Is this what photography has become? A rushed, informed chase for a frame, without connection, patience or presence?

Today, influencers and platforms like eBird are often misused. Instead of protecting habitats, they sometimes create chaos. Locations get exposed, timings get shared and the quiet corners of nature suddenly flood with people chasing rare sightings. It’s no longer about the bird—it’s about who clicked it best. Somewhere along this race, the bird loses its home, its peace and maybe even its way.

We live in a time where almost everything can be bought, sold and packaged. Even nature, once untouched and sacred has quietly entered the marketplace. A beautiful landscape is now a postcard. A rare bird is now a checklist item. Even the most silent sunrise is now a product—captured, edited and sold as a photograph.

I’ve often asked myself: When everything is a product, how do we as humans truly understand value?
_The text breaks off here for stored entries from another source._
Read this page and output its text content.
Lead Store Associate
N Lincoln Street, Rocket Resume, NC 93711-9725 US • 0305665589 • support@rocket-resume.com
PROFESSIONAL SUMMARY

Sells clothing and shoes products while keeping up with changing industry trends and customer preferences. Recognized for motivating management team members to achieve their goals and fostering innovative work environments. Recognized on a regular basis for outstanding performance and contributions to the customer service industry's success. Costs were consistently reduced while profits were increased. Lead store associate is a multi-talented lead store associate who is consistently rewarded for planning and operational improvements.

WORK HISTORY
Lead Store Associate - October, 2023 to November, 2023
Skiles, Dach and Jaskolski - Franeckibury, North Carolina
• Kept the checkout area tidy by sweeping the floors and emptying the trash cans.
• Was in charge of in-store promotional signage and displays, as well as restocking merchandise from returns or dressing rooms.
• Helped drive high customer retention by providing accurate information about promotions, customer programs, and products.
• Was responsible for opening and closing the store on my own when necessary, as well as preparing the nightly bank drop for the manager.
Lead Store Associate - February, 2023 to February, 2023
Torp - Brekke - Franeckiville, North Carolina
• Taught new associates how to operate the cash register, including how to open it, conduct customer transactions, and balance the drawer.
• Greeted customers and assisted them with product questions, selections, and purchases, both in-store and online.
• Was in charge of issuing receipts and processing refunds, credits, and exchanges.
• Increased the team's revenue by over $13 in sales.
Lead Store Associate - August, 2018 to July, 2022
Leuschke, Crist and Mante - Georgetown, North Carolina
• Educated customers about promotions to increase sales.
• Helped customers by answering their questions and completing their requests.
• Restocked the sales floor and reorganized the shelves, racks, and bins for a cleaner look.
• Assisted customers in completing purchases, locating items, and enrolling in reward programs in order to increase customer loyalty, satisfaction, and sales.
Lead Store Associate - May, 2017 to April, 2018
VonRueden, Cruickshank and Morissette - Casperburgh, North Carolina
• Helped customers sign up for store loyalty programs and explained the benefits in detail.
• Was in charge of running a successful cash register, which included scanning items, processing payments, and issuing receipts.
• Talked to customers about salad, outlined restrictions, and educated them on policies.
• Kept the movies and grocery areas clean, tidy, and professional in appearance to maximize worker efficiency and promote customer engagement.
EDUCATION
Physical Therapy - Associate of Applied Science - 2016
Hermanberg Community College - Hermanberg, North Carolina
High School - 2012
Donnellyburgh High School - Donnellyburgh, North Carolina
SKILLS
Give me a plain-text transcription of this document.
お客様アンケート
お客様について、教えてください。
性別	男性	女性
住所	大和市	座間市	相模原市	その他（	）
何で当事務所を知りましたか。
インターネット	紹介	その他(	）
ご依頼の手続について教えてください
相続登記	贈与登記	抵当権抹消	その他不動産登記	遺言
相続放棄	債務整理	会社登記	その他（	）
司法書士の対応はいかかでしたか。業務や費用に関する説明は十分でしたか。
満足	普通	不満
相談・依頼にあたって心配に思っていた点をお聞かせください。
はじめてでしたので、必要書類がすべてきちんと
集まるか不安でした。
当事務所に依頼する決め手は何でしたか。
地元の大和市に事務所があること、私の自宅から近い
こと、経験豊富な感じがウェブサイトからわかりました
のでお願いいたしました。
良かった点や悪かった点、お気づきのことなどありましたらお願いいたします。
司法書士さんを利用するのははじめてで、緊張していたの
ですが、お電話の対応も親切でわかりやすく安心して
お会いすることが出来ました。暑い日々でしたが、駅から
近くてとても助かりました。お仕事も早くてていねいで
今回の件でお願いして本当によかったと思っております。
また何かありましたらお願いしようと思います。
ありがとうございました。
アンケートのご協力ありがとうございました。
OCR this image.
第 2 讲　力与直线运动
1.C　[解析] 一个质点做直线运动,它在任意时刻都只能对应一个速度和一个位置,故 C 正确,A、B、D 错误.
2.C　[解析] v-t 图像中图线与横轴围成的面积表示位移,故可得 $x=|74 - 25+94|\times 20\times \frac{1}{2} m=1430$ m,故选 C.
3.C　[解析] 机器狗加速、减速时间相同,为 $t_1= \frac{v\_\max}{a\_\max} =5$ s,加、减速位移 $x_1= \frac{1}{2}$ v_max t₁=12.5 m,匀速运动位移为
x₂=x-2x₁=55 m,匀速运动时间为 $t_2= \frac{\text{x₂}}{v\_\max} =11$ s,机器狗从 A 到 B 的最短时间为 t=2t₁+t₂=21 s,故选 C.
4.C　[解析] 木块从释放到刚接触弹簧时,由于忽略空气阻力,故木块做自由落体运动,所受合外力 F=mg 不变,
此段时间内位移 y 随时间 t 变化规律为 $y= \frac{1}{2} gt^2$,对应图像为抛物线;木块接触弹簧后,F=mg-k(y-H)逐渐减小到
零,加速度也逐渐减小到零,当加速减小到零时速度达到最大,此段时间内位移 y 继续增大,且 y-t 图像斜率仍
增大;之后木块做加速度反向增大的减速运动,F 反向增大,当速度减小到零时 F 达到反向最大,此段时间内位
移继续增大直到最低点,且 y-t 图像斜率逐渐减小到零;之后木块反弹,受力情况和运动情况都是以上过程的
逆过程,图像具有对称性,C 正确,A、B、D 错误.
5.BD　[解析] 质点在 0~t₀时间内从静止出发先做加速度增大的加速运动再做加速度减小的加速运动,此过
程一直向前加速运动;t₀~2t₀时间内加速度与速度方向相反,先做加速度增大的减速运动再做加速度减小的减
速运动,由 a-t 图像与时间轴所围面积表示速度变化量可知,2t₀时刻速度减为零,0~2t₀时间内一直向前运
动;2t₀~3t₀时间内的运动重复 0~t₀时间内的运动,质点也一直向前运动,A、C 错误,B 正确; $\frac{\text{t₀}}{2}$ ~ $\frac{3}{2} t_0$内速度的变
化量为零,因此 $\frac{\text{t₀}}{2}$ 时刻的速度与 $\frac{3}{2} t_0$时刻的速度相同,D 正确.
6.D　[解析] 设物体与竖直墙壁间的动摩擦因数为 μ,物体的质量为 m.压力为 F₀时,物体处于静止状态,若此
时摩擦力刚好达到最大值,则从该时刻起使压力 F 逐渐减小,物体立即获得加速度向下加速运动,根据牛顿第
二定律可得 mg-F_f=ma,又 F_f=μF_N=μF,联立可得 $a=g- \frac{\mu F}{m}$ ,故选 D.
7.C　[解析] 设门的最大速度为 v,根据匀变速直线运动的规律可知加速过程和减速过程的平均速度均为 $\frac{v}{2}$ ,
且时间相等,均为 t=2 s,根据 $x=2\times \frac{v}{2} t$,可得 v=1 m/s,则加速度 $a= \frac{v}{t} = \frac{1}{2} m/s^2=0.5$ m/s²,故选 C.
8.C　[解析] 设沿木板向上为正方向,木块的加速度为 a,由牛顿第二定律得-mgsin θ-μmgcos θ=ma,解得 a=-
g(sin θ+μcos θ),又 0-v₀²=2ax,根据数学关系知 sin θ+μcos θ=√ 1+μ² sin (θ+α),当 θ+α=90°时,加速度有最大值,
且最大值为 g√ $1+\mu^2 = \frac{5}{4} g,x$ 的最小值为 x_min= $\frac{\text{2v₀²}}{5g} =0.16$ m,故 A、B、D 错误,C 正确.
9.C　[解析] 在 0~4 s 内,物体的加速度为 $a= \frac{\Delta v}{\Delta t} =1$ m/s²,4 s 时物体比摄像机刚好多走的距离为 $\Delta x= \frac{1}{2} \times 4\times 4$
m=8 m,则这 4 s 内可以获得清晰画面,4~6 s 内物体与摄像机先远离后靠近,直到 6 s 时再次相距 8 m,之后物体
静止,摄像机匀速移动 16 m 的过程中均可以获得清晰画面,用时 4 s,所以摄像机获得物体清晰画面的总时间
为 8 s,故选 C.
The Illusion of Transactional Value

Today we’re trained to believe that value comes from price tags, views, likes and ownership. If you can sell it, it must be valuable. If you can buy it, it becomes yours. But nature doesn’t work this way. A forest doesn’t care if you photograph it. A bird doesn’t know if it’s rare. A river keeps flowing with or without an audience.

When we only see nature as a product, we start to believe that it exists for us—to consume, to capture, to show.

But real value is silent.

Photography has become a question are we preserving its beauty or packaging it for the next scroll?

Photography when mindful can be a form of gratitude. A way to show others what’s worth protecting. But it can also become a way to consume nature without ever truly connecting to it.

To experience or extract?

I am not against photography. I am not against platforms. I am against the rush. Against the noise. Against the idea that a bird is valuable only when it's captured.

Maybe it’s time to remember that some moments don’t need to be posted. Some sightings don’t need to be shared. Some birds need silence more than shutters.

Maybe it’s time to ask ourselves Are we truly protecting nature or just running after numbers and awards? Have we fallen into a “trophy culture” again—where spotting a rare animal becomes more important than making sure it has enough space, food and safety to survive?

India now ranks 176th out of 180 countries in the Global Nature Conservation Index.

By altering earth, we reshape the very systems that sustain our bodies and minds.